Quite a long time ago, I was given this card which features the ‘Breakthrough Cross’. It is a symbol of the resurrection, but the cross is still very central. In fact, you could say that cross has been shot through. It’s column and arms are empty, but the missing figure of Jesus is etched in them; the breakthrough couldn’t have happened without the Cross being there. Jesus won the victory, but experienced all the circumstances of being human. As a verse in Hebrews relates, he is able to sympathise with our weaknesses, as he has been there.
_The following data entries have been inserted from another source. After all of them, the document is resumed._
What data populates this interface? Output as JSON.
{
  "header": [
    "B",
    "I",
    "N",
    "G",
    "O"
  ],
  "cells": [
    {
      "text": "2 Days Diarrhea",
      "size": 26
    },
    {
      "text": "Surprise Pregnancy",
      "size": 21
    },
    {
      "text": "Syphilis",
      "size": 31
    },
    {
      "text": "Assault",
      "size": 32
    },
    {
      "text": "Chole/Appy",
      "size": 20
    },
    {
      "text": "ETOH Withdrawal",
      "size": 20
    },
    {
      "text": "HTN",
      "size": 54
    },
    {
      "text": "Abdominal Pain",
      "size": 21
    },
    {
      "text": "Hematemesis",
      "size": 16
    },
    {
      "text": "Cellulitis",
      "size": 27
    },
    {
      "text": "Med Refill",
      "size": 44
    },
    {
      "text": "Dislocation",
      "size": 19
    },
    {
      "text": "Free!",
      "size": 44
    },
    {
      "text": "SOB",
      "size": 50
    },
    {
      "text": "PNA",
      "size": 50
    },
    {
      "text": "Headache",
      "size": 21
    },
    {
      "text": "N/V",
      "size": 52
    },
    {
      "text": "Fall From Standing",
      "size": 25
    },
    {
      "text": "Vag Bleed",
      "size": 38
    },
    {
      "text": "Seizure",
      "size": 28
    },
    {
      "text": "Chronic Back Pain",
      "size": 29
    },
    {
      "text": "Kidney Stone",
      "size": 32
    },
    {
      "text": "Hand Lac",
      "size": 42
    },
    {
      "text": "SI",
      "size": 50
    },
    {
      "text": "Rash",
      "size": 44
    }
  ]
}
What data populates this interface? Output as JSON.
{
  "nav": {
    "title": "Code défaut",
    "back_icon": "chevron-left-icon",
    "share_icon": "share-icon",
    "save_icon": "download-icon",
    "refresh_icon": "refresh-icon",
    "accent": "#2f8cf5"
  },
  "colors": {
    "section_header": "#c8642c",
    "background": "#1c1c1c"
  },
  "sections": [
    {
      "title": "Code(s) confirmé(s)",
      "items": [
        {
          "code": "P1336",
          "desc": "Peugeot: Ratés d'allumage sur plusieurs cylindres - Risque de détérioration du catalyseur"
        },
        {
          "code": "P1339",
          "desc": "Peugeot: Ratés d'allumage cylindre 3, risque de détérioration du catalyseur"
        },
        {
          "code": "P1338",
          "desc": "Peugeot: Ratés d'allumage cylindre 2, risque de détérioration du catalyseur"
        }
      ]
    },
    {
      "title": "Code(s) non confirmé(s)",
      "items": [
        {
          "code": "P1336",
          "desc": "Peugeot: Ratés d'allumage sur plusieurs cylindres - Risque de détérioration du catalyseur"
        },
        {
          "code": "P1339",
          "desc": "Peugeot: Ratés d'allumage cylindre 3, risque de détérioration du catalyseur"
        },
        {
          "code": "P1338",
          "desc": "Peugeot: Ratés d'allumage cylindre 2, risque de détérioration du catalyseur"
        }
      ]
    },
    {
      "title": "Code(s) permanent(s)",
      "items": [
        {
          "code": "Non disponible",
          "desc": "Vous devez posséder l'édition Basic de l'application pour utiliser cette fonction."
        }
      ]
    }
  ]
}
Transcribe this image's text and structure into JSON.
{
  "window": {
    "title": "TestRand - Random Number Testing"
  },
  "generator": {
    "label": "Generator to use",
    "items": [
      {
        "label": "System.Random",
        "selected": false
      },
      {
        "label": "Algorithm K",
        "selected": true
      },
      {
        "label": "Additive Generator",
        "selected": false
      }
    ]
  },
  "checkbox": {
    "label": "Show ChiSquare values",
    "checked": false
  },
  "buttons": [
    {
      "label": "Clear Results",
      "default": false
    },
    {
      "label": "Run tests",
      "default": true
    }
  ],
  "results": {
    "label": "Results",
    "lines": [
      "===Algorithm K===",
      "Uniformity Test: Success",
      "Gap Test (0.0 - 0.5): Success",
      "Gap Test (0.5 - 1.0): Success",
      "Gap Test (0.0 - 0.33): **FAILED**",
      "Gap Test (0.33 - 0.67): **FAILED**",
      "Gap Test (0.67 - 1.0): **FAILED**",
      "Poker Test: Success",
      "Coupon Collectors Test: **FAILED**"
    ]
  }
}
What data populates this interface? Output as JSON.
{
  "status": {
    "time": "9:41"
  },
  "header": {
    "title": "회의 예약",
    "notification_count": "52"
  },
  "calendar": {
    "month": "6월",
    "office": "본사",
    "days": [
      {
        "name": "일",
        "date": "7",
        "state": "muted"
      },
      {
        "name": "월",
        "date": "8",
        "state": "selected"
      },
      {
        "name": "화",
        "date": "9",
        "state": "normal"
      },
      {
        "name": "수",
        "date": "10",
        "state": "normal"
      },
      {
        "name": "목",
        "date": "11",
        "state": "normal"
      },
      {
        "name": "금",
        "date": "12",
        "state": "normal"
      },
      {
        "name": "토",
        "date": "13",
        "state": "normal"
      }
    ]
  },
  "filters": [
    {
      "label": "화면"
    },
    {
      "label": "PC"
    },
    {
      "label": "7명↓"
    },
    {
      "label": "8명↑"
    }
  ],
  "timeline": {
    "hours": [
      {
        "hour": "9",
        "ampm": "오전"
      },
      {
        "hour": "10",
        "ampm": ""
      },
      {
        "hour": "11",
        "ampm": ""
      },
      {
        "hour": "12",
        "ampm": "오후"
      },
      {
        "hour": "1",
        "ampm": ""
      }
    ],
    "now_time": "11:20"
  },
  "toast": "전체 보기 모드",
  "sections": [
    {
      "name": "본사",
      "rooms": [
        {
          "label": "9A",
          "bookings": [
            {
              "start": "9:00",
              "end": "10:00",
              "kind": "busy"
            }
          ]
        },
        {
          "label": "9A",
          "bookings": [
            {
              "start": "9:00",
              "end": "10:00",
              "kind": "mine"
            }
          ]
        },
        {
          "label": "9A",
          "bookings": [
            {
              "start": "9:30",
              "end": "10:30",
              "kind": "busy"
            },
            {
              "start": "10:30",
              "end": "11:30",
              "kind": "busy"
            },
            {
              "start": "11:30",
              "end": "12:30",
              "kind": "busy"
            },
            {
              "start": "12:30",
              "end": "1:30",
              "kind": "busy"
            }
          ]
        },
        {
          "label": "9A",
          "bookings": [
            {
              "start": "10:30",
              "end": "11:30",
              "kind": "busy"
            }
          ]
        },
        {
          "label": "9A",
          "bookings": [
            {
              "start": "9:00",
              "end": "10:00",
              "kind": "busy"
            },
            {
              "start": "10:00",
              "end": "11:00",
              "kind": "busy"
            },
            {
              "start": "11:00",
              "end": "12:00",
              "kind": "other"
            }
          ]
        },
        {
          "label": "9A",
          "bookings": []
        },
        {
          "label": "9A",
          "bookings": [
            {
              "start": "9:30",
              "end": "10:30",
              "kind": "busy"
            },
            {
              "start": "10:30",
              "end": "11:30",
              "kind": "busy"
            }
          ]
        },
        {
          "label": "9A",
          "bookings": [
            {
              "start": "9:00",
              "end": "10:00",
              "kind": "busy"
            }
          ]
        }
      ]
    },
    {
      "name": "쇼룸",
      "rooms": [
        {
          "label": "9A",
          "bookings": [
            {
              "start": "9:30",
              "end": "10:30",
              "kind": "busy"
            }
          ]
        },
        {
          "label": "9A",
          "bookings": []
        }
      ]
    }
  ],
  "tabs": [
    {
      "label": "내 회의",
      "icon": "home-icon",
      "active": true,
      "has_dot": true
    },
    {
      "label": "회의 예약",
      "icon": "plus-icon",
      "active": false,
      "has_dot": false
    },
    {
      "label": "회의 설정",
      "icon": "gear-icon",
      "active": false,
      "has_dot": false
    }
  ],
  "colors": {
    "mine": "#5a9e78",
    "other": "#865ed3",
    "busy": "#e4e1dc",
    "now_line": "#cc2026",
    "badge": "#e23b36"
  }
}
It is always a challenge to proclaim Christ risen in the face of a very troubled world, but Christians have never stopped doing that. If there are days when you find it difficult to proclaim joyfully “I believe…”, remember that all over the world there are Christians saying “We believe…” It may help us, too, to think of others in sorrow, and to know that Jesus identifies with them in his great love. A Church of Scotland minister wrote recently “This Easter may we be still and more loving, as we listen for the world’s tears, for somewhere in their midst are the tears of Christ, and they companion ours in the mystery called hope.”
A prayer for our life of faith at this time: Grant me, risen Lord, trust in your resurrection. So inspire me with the breath of your Spirit; so bless me with your peace; that my fears and doubts are transformed to joy and trust. And help me to bring the Easter hope to the sorrowful and helpless, and to express your love to all I meet. Amen.